When I finally got, and stayed, pregnant (attempt number five) I remember a trusted friend saying “how wonderful, you can help your baby to be fully conscious”. Now, although I’d been on a bit of a spiritual journey, I really didn’t know what she meant – and obviously wasn’t ready to investigate as I didn’t ask – but I did know it wasn’t about keeping my baby out of a coma.
Nowadays I write a lot about being who you are, who you were born to be – your fully conscious, completely authentic self. The main premise is that we come into this life with talents, traits, purpose even, then the process of ‘culturisation’ begins. We are taught what is socially acceptable in our various domains and the sense of self worth we are born with slowly starts to fade amidst the layers we adopt in order to fit in.
‘Conscious leadership’ has been talked about a lot lately, and ‘authenticity’. Recently I heard K.D. Lang say “authenticity is the new black”, that is great news because, without it, there can be no conscious leadership. The same applies to conscious parenting. Conscious parenting is, first and foremost, you being true to yourself.
To raise a conscious child is to do your best to ensure they remain true to their own nature, to ensure you’re not adding to their ‘layers’. What intention have you set in your relationship with your children? How do you want them to feel around you?
Today I heard Brendon Burchard give an example of sitting down with your child to do their homework with an intention to teach them the joy of learning, what a contrast to the way most of us have experienced this!

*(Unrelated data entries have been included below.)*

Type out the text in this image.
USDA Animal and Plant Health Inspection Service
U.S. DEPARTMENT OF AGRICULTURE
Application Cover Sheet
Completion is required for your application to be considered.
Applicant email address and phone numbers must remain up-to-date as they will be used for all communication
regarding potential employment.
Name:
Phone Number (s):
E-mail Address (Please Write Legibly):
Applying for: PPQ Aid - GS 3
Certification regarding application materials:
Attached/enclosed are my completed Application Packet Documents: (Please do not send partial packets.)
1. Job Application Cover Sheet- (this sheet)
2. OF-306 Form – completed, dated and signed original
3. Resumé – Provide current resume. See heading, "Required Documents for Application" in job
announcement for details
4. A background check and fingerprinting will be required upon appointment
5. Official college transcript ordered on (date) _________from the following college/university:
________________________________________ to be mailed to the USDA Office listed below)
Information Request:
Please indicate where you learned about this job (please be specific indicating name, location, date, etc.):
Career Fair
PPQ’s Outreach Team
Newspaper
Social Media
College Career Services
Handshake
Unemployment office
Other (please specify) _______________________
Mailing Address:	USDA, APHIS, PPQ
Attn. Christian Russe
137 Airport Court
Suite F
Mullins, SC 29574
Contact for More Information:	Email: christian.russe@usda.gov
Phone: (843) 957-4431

Consider this. What if your life is simply the tip of the iceberg? What if the person that you see in the mirror each day is simply a physical expression of a much larger part of you that exists unseen, let’s call it your essence, or your soul, your inner knowing?
Imagine you live many lives, each with its own purpose, but all about growth. As you grow, the universe grows, life evolves. You don’t retain the details of your many experiences - there is already too much crowding your brain, vying for your attention – instead you have an intuition, an inner knowing, that will guide you.
Did you ever play a game to find an object where someone says “you’re warm” when you get close, or “you’re cold” when you’re off track. Like this, your intuition lets you know if you’re aligned to your true self, your true intention for this life, by how you feel; good or bad.
So when you are feeling great, you’re in your slip stream, the life you chose for yourself. When you feel bad, you’re off track, it’s just not you.
Learn to tune in again to your own intuition, we all have it and, importantly, affirm with your child their intuition. I recently heard Abraham-Hicks say “teach your children, if something feels ‘off’ to you, it is”. Simple yet powerful.
Parenting for me has been an amazing journey so far, really a rebirth of myself too. When my first daughter was born I had no idea how I would parent her. I had my own experience to go by, that of friends and family, and had spent much of my thirties watching Super Nanny on the TV. I also knew enough from all the exposure and work I’ve done around personal development to know each person is as unique as a snowflake, so I figured I’d wait and see who this wee person was (that was about to arrive) and I’d wing it.
When she started to emerge as a walking, talking human being, there were of course the splendid tantrums. Automatically we turned to ‘time out’… once… instinctively we dropped it. I saw something in my daughter’s eyes that stopped me, a light that faded. I realised that much of the parenting techniques I’d learned were about controlling behaviour, in effect that is the antithesis of what I wanted.
Growing up I heard an expression that resonated so strongly I’ve never forgotten it: “what you do speaks so loudly I cannot hear what you say”. I trust that my child knows right from wrong, there is much evidence to support that. Trying to teach our children what they already know seems fruitless to me. But to live a life of example, being who you were born to be, you will teach the same to your child. What an amazing gift to your children and to the world.